They may be known by their 5-4 decisions, but when it comes to outside criticism, the nine justices of the Supreme Court close ranks. Chief Justice John Roberts made headlines this weekend by defending his colleagues’ recusal choices, implicitly decisions by Justice Elena Kagan and Justice Clarence Thomas to participate in the health-care litigation. See story.
Roberts’s endorsement of his fellow justices came in the annual report on the federal judiciary, a typically dreary document that rarely draws much press or public attention. (I do remember, however, Chief Justice William Rehnquist making similar headlines in the late 1990s when he blasted the Senate for delaying judicial nominations.)
In his report released on New Year’s Eve, Roberts wrote, “I have complete confidence in the capability of my colleagues to determine when recusal is warranted. They are jurists of exceptional integrity and experience whose character and fitness have been examined through a rigorous appointment and confirmation process.”
On the broader subject of judicial ethics, Roberts warned critics they might not know what they’re talking about. He referred to “misconceptions” about the Supreme Court and its ethical guidelines. He insisted justices abide by a federal code of conduct that officially covers only lower court judges.

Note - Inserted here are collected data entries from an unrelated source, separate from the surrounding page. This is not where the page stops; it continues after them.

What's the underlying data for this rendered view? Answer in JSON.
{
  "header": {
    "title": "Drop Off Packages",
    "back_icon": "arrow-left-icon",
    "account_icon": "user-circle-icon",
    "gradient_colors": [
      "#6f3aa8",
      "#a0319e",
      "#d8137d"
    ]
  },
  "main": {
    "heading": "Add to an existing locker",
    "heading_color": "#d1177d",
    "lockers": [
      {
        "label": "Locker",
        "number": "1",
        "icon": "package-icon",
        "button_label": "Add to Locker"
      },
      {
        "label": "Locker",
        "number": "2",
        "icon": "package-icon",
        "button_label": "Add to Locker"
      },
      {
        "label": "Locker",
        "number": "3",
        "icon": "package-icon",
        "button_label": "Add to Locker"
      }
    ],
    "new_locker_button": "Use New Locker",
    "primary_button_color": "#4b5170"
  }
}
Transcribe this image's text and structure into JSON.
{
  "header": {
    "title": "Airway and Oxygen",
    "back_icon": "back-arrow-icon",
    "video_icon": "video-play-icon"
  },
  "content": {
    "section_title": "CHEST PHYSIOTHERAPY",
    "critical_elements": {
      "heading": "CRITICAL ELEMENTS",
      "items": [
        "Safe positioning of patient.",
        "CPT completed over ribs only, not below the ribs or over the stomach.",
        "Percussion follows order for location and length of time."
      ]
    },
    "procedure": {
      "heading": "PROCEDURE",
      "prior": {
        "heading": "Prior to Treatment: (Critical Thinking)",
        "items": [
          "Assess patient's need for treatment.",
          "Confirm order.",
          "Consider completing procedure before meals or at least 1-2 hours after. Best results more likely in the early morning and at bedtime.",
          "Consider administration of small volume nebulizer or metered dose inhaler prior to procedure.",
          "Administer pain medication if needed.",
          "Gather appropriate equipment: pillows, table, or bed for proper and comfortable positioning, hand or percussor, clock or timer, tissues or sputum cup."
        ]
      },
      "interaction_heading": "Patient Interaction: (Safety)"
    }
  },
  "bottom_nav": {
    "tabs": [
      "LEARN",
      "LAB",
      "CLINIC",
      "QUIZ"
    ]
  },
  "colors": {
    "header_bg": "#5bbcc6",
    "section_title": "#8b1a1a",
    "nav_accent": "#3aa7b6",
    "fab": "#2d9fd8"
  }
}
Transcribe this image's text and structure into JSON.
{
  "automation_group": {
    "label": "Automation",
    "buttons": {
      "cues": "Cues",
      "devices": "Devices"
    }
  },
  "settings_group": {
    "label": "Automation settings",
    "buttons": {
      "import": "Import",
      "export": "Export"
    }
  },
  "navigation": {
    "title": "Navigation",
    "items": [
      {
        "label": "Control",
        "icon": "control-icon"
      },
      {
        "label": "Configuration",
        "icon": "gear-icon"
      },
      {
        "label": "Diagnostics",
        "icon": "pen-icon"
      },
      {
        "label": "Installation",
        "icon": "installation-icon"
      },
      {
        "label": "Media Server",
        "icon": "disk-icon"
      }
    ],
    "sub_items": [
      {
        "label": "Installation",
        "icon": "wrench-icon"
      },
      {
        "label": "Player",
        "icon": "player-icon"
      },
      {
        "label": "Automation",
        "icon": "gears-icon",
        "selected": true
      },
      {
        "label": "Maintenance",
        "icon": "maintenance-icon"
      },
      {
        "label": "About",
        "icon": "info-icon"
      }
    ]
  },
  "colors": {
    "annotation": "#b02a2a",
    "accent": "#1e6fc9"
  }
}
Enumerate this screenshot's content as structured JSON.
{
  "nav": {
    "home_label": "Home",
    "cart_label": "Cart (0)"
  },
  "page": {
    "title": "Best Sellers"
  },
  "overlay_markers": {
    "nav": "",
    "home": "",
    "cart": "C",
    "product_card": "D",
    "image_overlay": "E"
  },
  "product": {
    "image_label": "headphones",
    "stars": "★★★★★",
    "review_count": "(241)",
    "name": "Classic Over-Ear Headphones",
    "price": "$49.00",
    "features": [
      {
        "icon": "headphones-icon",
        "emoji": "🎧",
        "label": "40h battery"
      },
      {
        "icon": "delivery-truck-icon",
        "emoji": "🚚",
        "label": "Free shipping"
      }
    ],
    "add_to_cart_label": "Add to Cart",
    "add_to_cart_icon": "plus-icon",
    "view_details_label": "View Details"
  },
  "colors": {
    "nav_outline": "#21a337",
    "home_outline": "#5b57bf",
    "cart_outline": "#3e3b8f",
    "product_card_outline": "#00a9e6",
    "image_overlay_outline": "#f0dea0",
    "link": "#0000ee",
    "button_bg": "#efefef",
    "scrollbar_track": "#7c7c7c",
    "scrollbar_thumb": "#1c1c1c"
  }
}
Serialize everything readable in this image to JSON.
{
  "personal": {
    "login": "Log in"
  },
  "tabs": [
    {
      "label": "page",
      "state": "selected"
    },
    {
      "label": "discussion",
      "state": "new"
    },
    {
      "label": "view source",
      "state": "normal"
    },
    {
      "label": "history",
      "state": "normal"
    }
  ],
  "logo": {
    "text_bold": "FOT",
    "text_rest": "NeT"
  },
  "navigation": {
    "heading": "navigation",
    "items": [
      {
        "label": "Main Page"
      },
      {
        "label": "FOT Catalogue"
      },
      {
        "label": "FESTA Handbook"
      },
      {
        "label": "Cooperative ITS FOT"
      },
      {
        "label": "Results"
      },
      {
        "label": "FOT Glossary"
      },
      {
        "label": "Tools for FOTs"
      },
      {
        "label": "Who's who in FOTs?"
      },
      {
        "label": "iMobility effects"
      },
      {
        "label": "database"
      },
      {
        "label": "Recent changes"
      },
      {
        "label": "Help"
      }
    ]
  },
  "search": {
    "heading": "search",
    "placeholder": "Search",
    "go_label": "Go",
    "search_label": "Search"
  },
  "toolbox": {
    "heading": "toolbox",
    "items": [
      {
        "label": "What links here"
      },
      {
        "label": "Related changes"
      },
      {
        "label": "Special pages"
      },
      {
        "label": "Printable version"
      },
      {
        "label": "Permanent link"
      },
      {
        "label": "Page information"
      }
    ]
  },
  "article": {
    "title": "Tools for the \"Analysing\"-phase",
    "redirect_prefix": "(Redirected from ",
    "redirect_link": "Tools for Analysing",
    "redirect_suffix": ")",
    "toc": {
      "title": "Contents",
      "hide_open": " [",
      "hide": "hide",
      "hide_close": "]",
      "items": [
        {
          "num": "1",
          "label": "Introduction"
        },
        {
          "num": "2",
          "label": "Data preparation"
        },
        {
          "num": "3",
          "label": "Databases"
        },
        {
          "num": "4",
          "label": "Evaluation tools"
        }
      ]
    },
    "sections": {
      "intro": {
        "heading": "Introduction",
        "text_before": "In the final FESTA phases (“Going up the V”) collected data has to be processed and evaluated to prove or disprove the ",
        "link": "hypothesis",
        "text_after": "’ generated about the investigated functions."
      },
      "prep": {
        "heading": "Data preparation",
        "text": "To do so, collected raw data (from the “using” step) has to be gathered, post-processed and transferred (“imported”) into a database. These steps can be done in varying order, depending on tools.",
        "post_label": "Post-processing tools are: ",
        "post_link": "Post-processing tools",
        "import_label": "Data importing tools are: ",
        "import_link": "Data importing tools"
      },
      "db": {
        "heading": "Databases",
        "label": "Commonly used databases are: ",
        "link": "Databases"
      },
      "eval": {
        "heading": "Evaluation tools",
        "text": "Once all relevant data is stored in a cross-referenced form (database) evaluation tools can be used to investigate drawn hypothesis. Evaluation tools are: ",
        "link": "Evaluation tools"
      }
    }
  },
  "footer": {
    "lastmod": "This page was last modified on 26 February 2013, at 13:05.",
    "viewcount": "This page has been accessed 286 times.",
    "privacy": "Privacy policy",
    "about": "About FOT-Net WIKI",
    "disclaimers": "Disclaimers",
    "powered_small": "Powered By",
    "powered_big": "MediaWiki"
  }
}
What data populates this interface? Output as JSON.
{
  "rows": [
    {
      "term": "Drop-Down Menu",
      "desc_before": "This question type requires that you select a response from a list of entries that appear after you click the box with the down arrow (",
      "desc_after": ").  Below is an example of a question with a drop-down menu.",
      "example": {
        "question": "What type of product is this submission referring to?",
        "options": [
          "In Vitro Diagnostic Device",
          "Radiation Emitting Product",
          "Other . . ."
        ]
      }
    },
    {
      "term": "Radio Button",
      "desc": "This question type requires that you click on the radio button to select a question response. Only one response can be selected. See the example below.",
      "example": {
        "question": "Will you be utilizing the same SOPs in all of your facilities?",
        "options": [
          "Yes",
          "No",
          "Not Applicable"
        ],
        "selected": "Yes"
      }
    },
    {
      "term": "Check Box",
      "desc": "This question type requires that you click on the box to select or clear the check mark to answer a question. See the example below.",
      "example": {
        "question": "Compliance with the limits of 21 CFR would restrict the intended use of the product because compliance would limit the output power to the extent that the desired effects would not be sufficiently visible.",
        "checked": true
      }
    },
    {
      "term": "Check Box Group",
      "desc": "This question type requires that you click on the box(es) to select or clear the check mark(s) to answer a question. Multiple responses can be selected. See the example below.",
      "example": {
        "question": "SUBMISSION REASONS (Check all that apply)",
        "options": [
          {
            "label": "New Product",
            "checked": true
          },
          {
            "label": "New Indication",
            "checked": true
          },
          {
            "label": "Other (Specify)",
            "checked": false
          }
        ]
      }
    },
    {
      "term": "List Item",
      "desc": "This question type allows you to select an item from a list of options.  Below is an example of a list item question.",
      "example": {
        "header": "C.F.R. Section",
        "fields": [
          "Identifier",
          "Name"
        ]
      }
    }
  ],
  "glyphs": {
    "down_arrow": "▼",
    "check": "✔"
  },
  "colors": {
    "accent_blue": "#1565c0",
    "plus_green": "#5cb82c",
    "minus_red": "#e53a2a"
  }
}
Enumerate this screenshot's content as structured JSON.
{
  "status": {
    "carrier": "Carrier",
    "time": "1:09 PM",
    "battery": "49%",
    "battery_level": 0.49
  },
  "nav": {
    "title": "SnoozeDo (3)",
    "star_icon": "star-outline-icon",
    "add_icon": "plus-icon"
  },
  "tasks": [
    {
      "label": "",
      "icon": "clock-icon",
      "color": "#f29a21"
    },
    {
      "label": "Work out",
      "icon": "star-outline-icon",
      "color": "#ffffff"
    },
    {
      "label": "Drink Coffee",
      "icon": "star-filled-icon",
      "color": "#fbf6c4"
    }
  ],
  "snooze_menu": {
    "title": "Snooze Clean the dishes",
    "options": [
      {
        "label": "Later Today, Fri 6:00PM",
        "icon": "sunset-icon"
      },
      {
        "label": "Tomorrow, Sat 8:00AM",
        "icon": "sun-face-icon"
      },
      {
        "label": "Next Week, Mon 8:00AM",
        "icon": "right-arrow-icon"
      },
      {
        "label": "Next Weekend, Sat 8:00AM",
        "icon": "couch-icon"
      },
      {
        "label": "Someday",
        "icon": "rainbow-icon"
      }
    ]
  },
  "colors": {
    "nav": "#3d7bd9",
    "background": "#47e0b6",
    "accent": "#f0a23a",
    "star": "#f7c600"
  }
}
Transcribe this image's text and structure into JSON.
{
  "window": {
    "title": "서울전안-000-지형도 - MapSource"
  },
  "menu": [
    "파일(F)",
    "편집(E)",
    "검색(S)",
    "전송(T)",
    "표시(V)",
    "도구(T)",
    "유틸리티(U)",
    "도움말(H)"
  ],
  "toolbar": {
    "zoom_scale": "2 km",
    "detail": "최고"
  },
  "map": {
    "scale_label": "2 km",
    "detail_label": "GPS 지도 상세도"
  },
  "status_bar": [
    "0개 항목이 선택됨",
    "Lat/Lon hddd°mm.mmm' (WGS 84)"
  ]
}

Roberts also reminded Congress that its authority over some judicial activity has never been deemed constitutional: “As in the case of financial reporting and gift requirements,” Roberts wrote, “the limits of Congress’s power to require recusal have never been tested.” Roberts said justices and judges follow those rules. But he wanted it on the record that, on the subject of ethics, Congress might not even have the power to tell them what to do.